Setting
Given $S_{\lambda} \overset{d}{\sim} \operatorname{Poisson}(\lambda)$. Let $G_{\lambda}(t)$ be the distribution function of $\frac{S_{\lambda}}{\lambda}$. I need to determine $\lim_{\lambda\rightarrow \infty} G_{\lambda}(t)$ when
- $t>1$
- $t<1$
- $t = 1$
Solution
Taking hint from the way the question is asked, I let $\lambda = n$, so that
$$S_{n} = S_{\lambda} = X_1 + \ldots X_n$$
Where $X_j \overset{\mathrm{iid}}{\sim} \operatorname{Poisson}(1)$ for all $j$. So I can see I'm in a CLT setting. However, I am not sure where to proceed from here.
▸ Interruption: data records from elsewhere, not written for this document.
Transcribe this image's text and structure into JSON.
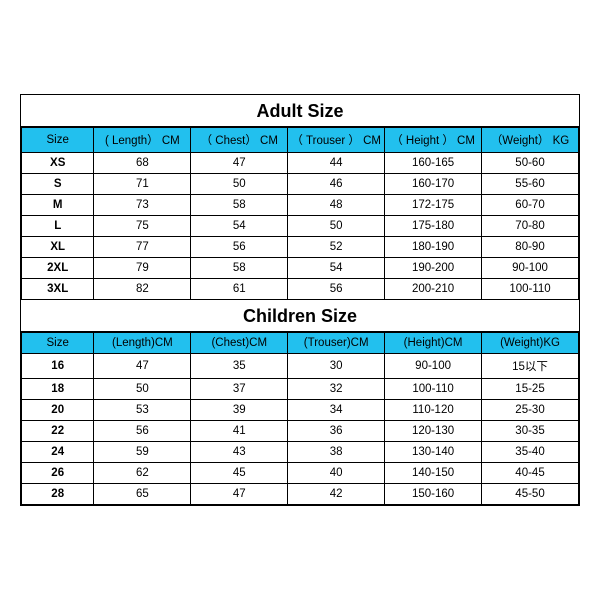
{
  "tables": [
    {
      "title": "Adult Size",
      "header_bg": "#22c0ee",
      "header_fg": "#000000",
      "columns": [
        "Size",
        "( Length）  CM",
        "（ Chest）  CM",
        "（ Trouser ）  CM",
        "（ Height ）  CM",
        "（Weight） KG"
      ],
      "rows": [
        [
          "XS",
          "68",
          "47",
          "44",
          "160-165",
          "50-60"
        ],
        [
          "S",
          "71",
          "50",
          "46",
          "160-170",
          "55-60"
        ],
        [
          "M",
          "73",
          "58",
          "48",
          "172-175",
          "60-70"
        ],
        [
          "L",
          "75",
          "54",
          "50",
          "175-180",
          "70-80"
        ],
        [
          "XL",
          "77",
          "56",
          "52",
          "180-190",
          "80-90"
        ],
        [
          "2XL",
          "79",
          "58",
          "54",
          "190-200",
          "90-100"
        ],
        [
          "3XL",
          "82",
          "61",
          "56",
          "200-210",
          "100-110"
        ]
      ]
    },
    {
      "title": "Children Size",
      "header_bg": "#22c0ee",
      "header_fg": "#000000",
      "columns": [
        "Size",
        "(Length)CM",
        "(Chest)CM",
        "(Trouser)CM",
        "(Height)CM",
        "(Weight)KG"
      ],
      "rows": [
        [
          "16",
          "47",
          "35",
          "30",
          "90-100",
          "15以下"
        ],
        [
          "18",
          "50",
          "37",
          "32",
          "100-110",
          "15-25"
        ],
        [
          "20",
          "53",
          "39",
          "34",
          "110-120",
          "25-30"
        ],
        [
          "22",
          "56",
          "41",
          "36",
          "120-130",
          "30-35"
        ],
        [
          "24",
          "59",
          "43",
          "38",
          "130-140",
          "35-40"
        ],
        [
          "26",
          "62",
          "45",
          "40",
          "140-150",
          "40-45"
        ],
        [
          "28",
          "65",
          "47",
          "42",
          "150-160",
          "45-50"
        ]
      ]
    }
  ],
  "title_fontsize": 18,
  "cell_fontsize": 11.5,
  "border_color": "#000000",
  "background": "#ffffff"
}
Ideas?
Edit I presume $\frac{S_{\lambda}}{\lambda} \rightarrow 1$, but what kind of convergence is this? Furthermore, I assume $G_{\lambda}(t) \rightarrow^d \Phi(t)$ where $\Phi(t)$ is the normal distribution centered at $1$, but does the variance change as $n \rightarrow \infty$?
The CLT does hold here:
$\frac{S_n-\lambda}{\sqrt{\lambda}}\to \mathcal{N}(0,1) \implies S_n\dot{\sim} \mathcal{N}(\lambda,\lambda)\implies \frac{S_n}{\lambda} \dot{\sim} \mathcal{N}(1,\lambda^{-1})\implies \frac{S_n}{\lambda}\xrightarrow{p} 1$
So, your ratio converges to $1$ in probability; but we can prove more:
Using your construction: $Var(S_n)=n \implies \sum_{i\in \mathbb{N}} \frac{Var(X_i)}{n^2}=\sum_{i\in \mathbb{N}} \frac{1}{n^2}<\infty \implies \frac{S_n-n}{n}\to 0\;a.s.\implies\frac{S_n}{n} \to 1\; a.s.$
So the ratio converges almost surely.
However, we only need convergence in probability to answer your questions:
$G_{\lambda}(t) \xrightarrow {d} \mathcal{N}(1,\lambda^{-1}) \to \mathbf{1}_{\geq1}(t)$
Thus: $t<1 \implies G_{\lambda}(t) \to 0,\;t=1 \implies G_{\lambda}(t) \to 0.5,\;t>1G_{\lambda}(t) \to 1$